Now you can't write down this graph. So you can't implement breadth versus depth
versus search exactly as we discussed it before. But, you'd still like to do graph
exploration, right? So you'd like to have your computer program, reason about the at
least short term ramifications of your possible next move. So that will
correspond to searching through this graph. Now, how are you gonna, it's
remembering graphs search a really important property was you don't want to
do redundant work, you don't want to re-explore things you've already explored.
That would be silly and might lead into loops and so on. And you can't write down
the graph just remembering where you've been, is suddenly a non-trivial problem;
but what is remembering where you've been, fundamentally? Fundamentally that's a look
up operation. So that is exactly what hash tables are for.
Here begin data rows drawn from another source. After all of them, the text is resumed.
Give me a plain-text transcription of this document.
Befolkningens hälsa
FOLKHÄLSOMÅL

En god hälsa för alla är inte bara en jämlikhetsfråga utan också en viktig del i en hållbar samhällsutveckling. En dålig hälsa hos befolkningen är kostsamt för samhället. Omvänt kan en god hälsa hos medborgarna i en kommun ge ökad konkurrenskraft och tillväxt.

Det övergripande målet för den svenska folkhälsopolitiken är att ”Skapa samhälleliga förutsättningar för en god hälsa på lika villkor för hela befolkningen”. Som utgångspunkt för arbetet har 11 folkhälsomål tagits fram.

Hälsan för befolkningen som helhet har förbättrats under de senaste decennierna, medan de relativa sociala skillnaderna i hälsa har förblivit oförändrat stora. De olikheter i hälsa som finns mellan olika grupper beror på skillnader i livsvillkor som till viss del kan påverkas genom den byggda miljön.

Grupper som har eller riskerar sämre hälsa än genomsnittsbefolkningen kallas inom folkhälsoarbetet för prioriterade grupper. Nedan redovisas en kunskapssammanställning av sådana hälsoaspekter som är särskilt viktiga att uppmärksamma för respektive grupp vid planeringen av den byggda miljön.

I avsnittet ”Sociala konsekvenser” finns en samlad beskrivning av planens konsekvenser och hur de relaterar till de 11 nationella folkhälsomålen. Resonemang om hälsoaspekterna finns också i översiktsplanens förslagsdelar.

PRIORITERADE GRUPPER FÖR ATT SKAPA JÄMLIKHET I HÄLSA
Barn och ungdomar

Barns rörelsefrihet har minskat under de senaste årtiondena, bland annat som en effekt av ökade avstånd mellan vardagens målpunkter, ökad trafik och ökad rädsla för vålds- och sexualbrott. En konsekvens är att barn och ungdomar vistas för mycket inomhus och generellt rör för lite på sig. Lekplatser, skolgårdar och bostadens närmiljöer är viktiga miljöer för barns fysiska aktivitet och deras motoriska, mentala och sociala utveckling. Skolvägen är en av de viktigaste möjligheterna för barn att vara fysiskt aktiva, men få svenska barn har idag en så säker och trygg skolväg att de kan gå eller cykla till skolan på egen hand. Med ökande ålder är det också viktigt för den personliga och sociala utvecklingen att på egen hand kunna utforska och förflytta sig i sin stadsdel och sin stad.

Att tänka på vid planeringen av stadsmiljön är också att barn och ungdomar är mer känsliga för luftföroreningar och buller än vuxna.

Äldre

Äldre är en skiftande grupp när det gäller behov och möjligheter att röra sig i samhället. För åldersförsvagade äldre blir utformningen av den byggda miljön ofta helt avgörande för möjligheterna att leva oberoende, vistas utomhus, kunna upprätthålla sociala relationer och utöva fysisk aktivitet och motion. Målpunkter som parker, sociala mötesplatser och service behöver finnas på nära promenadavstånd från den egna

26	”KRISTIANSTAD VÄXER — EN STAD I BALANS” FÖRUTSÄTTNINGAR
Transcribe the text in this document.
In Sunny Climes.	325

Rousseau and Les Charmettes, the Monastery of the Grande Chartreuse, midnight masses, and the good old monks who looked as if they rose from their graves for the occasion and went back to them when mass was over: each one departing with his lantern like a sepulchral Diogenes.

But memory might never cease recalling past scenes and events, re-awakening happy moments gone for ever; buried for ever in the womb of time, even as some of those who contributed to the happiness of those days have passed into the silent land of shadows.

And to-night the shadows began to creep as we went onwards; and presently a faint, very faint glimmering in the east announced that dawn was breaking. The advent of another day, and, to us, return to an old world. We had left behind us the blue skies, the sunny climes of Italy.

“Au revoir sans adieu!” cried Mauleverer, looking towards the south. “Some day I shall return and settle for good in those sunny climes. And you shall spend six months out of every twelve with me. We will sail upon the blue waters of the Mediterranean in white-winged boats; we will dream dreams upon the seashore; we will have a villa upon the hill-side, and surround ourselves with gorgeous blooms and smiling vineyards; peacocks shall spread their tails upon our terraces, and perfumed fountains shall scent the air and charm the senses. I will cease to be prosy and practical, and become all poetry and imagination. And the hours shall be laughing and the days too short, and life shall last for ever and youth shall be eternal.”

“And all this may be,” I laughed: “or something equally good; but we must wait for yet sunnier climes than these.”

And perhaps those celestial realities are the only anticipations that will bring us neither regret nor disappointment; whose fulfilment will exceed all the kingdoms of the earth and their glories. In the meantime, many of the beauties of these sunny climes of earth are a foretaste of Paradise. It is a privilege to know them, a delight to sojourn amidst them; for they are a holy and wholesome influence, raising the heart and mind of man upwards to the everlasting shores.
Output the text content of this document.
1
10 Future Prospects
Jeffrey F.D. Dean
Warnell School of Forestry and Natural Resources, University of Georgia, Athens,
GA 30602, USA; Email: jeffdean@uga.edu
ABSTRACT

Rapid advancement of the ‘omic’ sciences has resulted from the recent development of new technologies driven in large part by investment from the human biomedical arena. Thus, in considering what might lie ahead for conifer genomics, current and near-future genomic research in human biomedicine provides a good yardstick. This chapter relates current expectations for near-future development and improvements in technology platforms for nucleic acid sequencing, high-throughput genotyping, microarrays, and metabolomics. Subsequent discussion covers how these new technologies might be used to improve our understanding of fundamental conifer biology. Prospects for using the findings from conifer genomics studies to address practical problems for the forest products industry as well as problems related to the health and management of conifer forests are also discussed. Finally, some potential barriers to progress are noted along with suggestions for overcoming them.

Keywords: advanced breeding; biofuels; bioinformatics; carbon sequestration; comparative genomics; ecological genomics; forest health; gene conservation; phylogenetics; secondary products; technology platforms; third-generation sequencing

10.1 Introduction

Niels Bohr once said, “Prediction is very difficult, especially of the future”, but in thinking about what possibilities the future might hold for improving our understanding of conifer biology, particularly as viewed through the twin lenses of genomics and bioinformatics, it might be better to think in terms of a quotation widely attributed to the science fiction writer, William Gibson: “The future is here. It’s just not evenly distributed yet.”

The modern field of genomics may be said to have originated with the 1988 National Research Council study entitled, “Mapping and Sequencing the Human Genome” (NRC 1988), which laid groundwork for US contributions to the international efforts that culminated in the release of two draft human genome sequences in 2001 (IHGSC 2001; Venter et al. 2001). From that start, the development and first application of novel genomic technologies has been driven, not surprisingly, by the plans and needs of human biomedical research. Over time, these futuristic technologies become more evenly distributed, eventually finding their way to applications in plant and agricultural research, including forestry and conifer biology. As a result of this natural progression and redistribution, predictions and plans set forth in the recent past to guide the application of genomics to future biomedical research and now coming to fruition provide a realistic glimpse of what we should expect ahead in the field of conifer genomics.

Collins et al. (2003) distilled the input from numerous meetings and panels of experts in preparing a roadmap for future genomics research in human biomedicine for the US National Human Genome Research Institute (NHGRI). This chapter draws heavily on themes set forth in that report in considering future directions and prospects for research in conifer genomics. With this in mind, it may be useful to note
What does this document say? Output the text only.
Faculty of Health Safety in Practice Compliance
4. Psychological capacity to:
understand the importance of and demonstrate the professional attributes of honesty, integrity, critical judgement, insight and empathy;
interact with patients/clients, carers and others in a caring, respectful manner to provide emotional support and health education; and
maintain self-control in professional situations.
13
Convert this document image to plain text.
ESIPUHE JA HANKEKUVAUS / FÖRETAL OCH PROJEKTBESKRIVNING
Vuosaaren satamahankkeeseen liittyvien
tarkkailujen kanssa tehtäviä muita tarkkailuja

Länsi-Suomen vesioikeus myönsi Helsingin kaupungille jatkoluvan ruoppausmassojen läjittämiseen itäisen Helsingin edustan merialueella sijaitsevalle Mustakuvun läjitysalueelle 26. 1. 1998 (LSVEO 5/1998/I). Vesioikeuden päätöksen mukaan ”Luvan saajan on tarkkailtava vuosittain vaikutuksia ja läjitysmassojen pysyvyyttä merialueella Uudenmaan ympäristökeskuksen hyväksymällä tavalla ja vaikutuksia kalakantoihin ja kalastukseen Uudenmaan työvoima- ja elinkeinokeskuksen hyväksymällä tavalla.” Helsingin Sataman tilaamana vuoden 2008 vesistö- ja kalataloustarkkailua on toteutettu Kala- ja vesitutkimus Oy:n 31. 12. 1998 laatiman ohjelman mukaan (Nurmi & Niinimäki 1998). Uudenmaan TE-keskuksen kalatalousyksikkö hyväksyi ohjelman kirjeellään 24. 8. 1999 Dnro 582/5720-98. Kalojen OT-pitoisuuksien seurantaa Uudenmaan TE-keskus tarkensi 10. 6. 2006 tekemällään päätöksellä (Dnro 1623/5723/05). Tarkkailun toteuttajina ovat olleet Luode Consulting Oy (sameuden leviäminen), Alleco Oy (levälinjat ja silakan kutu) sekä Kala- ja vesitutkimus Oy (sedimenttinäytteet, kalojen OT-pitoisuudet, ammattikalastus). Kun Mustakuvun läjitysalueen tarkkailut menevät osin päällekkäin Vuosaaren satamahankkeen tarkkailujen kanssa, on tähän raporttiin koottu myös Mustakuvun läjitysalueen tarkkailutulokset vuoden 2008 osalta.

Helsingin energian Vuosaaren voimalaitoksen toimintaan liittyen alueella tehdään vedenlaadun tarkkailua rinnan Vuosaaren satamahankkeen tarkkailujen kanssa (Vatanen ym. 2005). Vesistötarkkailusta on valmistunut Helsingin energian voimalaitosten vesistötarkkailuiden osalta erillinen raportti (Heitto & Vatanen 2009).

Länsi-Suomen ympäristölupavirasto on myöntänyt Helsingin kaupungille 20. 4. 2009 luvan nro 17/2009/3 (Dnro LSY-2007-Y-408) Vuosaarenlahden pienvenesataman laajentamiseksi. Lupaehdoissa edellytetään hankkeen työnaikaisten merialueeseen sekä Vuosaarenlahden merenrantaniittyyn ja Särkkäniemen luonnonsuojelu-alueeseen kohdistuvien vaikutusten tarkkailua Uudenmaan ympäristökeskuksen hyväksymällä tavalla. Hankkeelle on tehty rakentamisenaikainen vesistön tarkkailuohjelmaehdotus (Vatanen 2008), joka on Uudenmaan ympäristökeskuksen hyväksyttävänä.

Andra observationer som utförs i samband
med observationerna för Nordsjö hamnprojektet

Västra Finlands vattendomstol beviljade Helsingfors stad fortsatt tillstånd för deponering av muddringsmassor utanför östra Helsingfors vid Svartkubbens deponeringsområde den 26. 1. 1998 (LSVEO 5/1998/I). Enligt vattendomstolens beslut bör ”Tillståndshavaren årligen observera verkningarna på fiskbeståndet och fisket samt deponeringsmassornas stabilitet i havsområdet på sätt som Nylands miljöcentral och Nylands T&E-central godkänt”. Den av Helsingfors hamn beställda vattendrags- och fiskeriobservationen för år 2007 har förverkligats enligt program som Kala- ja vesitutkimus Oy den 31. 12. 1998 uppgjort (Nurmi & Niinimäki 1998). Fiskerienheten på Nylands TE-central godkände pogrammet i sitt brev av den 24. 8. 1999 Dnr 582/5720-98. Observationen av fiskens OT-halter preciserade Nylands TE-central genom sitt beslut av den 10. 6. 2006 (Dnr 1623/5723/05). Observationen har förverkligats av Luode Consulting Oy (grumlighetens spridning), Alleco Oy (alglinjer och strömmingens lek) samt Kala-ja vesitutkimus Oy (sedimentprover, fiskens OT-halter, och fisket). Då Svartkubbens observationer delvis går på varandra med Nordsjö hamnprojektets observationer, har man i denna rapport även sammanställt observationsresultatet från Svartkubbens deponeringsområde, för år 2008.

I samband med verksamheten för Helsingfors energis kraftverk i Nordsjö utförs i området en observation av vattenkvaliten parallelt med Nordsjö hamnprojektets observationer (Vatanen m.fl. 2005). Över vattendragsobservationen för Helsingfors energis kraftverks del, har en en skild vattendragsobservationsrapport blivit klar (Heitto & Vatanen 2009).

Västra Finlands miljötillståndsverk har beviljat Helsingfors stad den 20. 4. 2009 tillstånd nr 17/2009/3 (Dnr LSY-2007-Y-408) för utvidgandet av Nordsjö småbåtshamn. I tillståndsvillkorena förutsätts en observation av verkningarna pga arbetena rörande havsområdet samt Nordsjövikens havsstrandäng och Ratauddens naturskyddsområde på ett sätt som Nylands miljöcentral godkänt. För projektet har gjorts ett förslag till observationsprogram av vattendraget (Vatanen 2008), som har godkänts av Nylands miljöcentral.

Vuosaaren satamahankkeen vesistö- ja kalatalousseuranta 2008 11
So to be a little more
concrete, you know, one where you use the hash table in, say, a chess playing
program, is you'd stake, take the initial configuration. You would sort of imagine
trying all possible moves from this configuration. And then you'd try, you'd
sort of have all moves from your opponent and then you'd have all your moves in
response. And you would always remember, as you were doing this reasoning, every
chessboard configuration you'd ever looked at before and you'd stick in the hash
table. And before you go exploring some configuration, you'd look it up in your
hash table to see if you've already explored it in the past. And if you have,
you don't bother. You've already seen it. All right. So chess playing programs
operate by exploring systematically as many configurations as they'd have time
for. You know, obviously, in a budget of three minutes or whatever you don't wanna
waste any work exploring any given configuration more than once. How do you
remember where you've been? Well everything you've explored you stick in a
hash table Before you explore a configuration you look it up in a hash
table and see if you've already done it. So these of course are just scratching the
surface. I just wanted to highlight a couple, you know, fairly different looking
applications, you know to convince you that hash tables come up all the time. And
the reason they come up all the time is because you know the need for fast
look-ups comes up all the time. It's kind of amazing how much technology is being
driven just by you know repeated fast look-ups. So as homework I encourage you
to just sort of think about you know your own life, or think about technology out
there in the world, and come up with some. You know, guesses about where probably
hash tables are making something out there running blazingly fast. I think it won't
take you more than a few minutes to come up with some good examples.